Latching on to a trend in the wireless industry, AT&T Inc. said Wednesday it has started an initiative to encourage manufacturers to create more non-phone gadgets that connect to its wireless network.
The country's largest wireless carrier said it is looking to expand its reach into computers, digital cameras and in-car entertainment and navigation systems. A digital camera with a built-in wireless connection could e-mail pictures as soon as they're shot, and a wireless GPS system can download traffic updates.
AT&T appointed Glenn Lurie to head the Emerging Devices initiative. He previously led the negotiations with Apple Inc. that made the iPhone exclusive to AT&T in the U.S., the company said.

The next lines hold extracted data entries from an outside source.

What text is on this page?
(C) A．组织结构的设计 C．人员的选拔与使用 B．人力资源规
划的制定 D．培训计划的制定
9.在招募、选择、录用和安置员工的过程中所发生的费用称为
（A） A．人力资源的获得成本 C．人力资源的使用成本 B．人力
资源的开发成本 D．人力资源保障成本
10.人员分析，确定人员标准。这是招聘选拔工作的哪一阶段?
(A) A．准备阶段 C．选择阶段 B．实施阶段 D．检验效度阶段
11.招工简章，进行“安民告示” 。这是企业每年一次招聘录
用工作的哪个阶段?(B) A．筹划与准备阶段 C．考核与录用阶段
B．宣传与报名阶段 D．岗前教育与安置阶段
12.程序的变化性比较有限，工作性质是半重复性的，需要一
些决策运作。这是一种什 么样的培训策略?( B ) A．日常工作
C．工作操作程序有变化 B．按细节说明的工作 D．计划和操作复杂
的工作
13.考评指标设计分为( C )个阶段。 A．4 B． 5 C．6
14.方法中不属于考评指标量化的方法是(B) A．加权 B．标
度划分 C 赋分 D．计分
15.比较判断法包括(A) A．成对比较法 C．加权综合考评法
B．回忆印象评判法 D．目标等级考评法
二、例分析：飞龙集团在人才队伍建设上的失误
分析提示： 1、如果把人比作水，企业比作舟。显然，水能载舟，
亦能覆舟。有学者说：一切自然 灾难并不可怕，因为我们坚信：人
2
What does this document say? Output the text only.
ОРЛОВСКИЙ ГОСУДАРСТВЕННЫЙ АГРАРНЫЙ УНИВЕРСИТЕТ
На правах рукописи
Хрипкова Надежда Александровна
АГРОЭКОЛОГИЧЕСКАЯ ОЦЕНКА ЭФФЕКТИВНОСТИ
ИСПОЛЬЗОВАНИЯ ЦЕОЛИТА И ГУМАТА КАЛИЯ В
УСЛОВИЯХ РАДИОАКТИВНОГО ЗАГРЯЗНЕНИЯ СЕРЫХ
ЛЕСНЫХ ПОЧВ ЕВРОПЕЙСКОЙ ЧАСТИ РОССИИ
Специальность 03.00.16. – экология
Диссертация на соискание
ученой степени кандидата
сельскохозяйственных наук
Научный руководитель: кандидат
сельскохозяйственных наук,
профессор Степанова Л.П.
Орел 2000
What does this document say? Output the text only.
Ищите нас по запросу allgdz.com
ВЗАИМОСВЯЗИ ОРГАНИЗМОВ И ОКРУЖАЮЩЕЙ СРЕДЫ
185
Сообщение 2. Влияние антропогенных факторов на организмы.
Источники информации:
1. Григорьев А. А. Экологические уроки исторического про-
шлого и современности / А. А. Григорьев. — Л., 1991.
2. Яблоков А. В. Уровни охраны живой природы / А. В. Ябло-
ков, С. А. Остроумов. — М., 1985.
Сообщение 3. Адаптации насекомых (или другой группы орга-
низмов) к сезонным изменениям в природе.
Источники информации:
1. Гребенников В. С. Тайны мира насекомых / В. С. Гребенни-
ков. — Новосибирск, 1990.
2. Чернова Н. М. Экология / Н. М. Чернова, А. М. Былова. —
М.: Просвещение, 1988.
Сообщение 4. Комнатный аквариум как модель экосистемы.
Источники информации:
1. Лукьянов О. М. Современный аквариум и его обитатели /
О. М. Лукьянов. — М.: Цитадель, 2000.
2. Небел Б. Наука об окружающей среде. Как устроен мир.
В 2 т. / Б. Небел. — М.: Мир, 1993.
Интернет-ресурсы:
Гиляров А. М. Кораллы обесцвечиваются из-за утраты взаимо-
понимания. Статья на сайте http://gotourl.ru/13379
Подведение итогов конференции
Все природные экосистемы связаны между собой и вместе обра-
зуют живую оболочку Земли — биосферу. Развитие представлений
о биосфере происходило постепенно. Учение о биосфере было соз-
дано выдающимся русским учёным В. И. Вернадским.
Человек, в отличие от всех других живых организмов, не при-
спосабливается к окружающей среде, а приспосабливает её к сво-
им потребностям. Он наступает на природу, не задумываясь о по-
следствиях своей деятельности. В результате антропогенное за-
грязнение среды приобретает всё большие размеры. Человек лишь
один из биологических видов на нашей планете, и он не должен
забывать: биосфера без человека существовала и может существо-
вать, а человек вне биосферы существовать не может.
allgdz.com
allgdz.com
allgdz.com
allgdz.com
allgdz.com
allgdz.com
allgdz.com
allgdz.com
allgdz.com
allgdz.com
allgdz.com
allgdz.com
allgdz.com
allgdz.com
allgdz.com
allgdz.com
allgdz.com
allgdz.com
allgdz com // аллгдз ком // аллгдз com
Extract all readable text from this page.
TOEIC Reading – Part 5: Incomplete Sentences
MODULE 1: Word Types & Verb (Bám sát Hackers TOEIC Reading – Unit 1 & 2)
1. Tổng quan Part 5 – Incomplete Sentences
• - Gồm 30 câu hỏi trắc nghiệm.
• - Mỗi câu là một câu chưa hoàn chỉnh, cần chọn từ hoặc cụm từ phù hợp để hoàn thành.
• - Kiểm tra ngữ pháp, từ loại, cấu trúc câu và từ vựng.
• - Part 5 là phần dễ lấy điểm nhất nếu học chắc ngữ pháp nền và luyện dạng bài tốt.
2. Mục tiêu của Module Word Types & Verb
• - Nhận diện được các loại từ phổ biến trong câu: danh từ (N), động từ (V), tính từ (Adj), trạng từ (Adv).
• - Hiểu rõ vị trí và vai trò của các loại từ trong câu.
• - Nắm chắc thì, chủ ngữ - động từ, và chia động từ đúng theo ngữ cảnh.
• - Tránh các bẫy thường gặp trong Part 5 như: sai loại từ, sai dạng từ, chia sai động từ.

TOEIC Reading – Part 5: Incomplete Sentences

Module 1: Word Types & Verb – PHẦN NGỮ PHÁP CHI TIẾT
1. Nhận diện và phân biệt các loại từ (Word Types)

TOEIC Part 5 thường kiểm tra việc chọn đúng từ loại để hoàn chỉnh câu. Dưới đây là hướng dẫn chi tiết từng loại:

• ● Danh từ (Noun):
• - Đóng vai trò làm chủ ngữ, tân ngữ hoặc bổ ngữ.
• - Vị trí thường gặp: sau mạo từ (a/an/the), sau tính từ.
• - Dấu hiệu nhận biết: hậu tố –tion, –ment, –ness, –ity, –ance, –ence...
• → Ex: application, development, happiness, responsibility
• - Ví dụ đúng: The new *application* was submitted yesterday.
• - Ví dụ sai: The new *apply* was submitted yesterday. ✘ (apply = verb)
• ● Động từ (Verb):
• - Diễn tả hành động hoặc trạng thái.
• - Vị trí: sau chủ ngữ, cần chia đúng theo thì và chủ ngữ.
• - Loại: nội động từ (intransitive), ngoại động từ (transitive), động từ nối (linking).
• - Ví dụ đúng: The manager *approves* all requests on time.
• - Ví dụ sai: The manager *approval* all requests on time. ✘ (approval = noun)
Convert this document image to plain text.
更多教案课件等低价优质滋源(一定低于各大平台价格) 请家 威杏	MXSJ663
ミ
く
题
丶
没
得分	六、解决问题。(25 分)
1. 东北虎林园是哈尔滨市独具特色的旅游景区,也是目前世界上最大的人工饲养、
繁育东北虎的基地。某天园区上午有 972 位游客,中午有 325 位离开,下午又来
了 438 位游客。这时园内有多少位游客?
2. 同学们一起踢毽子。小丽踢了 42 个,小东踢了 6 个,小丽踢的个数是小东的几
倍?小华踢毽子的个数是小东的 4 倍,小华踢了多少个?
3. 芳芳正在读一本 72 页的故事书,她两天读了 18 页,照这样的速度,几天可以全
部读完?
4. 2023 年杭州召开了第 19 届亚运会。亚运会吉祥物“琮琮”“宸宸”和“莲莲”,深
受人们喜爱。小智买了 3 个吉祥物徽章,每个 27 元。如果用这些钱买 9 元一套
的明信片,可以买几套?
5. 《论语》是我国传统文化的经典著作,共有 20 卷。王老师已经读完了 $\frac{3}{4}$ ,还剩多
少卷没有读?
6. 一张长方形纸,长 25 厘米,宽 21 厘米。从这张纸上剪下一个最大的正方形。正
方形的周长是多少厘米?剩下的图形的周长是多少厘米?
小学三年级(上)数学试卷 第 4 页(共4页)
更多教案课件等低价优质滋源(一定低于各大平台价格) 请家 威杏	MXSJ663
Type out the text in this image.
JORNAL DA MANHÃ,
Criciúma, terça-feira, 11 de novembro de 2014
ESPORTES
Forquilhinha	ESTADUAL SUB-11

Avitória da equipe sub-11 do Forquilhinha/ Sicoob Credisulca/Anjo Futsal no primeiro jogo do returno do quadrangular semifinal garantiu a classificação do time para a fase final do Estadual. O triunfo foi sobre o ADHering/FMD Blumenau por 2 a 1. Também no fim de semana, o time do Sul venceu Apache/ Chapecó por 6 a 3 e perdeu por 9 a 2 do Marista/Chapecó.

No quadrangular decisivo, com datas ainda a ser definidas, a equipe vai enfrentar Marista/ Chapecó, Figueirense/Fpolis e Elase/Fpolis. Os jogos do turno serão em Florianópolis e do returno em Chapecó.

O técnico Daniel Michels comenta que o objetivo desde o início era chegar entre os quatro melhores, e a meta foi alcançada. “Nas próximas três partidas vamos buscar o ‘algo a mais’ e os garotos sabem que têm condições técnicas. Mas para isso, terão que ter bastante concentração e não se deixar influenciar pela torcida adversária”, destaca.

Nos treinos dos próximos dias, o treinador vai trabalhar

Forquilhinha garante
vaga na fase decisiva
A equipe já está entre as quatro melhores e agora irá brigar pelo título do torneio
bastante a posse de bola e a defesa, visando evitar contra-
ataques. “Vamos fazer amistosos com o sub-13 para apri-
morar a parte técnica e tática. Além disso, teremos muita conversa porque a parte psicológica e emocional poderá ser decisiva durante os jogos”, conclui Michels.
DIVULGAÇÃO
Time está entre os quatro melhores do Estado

Wireless gadgets that aren't phones are already common — OnStar-equipped cars use Verizon Wireless' network, for instance — but all the big U.S. carriers see plenty of growth left in the field.
Amazon.com Inc. made a big splash last year with the Kindle, an e-book reader that downloads books over Sprint Nextel Corp.'s network. T-Mobile USA is bringing out a digital picture frame that receives picture messages from phones. A month ago, a startup named Peek Inc. launched a BlackBerry-like device that uses T-Mobile's network to send and receive e-mails. Laptops are already available with built-in cellular broadband cards.
The carriers are taking different approaches to non-phone gadgets, with various degrees of involvement. A Kindle customer need never deal with Sprint, but AT&T is apparently envisioning a more active role for itself. It said it wants to use its 2,000 stores, plus its agreements with retailers like Wal-Mart Stores Inc., to sell connected gadgets.